Kierowcy ciężarówek, powracający do Francji z Wielkiej Brytanii, nie będą już musieli przechodzić testu na obecność koronawirusa, jeśli spędzili w tym kraju mniej niż 48 godzin - poinformował w niedzielę brytyjski minister transportu Grant Shapps.

Korki na Zakopiance. Turyści wracają ze stolicy Tatr

"Porozumiałem się co do większej elastyczności w testowaniu przewoźników, jadących z Wielkiej Brytanii do Francji" - poinformował Shapps na Twitterze.

Jak dodał, od niedzieli od godz. 23 GMT (północ polskiego czasu) kierowcy ciężarówek, którzy wracają do Francji i spędzili w Wielkiej Brytanii mniej niż 48 godzin, nie będą musieli przechodzić testu na obecność koronawirusa.

Na stronie brytyjskiego rządu podano, że władze francuskie uznają także negatywny wyniku testu na koronawirusa przeprowadzony w Irlandii, jeśli został wykonany na mniej niż 72 godziny przed wyjazdem z Wielkiej Brytanii.

Kierowcy nadal będą musieli uzyskać wynik negatywny testu, jeśli podróżują do Danii, Niemiec lub Holandii bądź jadą do Francji po spędzeniu w Wielkiej Brytanii więcej niż 48 godzin.

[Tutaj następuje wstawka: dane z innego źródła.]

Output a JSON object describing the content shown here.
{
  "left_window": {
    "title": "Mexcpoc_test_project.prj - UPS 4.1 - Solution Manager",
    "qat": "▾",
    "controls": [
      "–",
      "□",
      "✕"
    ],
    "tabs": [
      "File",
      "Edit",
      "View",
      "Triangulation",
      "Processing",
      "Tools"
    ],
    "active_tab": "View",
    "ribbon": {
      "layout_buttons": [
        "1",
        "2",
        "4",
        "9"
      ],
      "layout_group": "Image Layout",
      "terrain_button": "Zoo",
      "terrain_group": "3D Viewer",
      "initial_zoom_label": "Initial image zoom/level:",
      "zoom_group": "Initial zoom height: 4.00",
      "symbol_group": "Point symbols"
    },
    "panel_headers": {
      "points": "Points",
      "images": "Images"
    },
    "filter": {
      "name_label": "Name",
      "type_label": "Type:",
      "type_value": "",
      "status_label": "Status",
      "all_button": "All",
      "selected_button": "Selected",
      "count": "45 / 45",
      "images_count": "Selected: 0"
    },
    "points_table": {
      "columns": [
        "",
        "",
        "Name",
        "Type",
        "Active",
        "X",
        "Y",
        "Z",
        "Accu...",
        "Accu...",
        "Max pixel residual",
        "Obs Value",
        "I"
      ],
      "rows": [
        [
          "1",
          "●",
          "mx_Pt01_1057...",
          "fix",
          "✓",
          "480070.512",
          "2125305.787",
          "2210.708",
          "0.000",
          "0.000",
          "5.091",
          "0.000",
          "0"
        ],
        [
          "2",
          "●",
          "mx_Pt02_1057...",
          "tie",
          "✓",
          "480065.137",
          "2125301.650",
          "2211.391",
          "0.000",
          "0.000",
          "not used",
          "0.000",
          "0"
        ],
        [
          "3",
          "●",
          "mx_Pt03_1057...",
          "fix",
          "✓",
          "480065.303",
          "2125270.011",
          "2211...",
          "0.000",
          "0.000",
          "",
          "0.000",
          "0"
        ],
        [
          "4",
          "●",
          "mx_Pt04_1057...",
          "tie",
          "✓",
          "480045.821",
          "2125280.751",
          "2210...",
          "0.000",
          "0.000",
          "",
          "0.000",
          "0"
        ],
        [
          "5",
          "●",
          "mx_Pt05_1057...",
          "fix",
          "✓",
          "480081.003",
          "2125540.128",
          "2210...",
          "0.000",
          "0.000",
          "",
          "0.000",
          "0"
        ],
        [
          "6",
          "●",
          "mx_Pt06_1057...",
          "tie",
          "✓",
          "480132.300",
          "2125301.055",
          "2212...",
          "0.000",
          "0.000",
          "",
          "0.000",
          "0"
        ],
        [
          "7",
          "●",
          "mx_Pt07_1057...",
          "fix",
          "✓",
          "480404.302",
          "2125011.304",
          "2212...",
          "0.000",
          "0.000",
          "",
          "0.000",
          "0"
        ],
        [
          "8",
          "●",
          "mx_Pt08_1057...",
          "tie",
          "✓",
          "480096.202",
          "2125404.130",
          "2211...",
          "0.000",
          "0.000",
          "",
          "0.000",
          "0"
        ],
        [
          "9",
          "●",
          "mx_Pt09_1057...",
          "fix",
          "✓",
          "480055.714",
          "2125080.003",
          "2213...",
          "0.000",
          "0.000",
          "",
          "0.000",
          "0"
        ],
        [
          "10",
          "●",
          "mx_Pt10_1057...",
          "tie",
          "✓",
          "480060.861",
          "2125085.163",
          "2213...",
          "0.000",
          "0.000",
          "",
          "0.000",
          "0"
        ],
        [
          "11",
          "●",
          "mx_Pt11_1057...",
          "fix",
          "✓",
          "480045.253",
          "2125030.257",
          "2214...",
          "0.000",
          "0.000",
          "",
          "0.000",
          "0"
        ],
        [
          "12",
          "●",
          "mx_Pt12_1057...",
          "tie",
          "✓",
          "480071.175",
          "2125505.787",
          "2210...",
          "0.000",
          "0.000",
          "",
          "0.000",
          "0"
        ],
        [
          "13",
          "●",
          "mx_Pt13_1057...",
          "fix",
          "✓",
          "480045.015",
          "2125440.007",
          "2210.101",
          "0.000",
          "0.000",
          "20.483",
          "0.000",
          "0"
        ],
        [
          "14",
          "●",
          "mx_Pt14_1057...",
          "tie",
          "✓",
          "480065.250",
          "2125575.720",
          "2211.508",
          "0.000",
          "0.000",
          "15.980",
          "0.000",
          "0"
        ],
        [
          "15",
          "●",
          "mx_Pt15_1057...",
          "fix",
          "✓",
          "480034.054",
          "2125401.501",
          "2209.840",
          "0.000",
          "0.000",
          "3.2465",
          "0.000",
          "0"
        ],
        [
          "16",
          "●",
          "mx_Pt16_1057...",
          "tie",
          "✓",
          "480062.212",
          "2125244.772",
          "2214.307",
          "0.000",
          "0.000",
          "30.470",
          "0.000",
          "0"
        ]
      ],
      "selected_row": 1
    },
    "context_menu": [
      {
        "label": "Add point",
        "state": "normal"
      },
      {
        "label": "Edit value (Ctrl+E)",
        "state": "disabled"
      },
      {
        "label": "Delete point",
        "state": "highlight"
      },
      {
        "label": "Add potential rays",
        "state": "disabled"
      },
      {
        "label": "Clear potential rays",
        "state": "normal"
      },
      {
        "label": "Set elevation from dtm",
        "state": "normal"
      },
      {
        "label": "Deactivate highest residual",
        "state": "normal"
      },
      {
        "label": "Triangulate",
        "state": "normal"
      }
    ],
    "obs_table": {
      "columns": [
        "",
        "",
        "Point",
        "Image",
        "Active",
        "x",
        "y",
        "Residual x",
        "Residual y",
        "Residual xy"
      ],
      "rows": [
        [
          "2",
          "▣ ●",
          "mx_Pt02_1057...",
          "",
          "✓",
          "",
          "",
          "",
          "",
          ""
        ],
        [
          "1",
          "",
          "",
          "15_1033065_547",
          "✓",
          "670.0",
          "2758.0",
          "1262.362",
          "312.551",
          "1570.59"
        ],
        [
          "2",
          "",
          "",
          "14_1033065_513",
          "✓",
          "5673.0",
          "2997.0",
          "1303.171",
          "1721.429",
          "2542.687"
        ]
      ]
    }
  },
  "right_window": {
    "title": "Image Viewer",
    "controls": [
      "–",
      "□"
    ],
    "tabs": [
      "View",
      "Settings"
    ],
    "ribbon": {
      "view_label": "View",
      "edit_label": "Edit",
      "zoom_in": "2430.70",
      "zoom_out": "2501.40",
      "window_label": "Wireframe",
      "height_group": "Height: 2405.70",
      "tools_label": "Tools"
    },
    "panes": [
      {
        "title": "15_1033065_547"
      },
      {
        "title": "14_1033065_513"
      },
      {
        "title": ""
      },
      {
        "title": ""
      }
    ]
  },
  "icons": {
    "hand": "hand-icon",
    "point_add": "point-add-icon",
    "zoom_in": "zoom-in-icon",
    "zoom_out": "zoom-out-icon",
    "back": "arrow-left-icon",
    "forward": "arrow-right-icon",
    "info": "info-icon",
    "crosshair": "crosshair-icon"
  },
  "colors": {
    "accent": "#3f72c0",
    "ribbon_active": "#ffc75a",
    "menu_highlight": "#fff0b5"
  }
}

Francja w grudniu ubiegłego roku wprowadziła wymóg negatywnego testu na obecność koronawirusa dla kierowców ciężarówek jadących z Wielkiej Brytanii do Francji. Miało to na celu ograniczenie rozprzestrzeniania się wariantu koronawirusa, który został wykryty w hrabstwie Kent w południowo-wschodniej Anglii.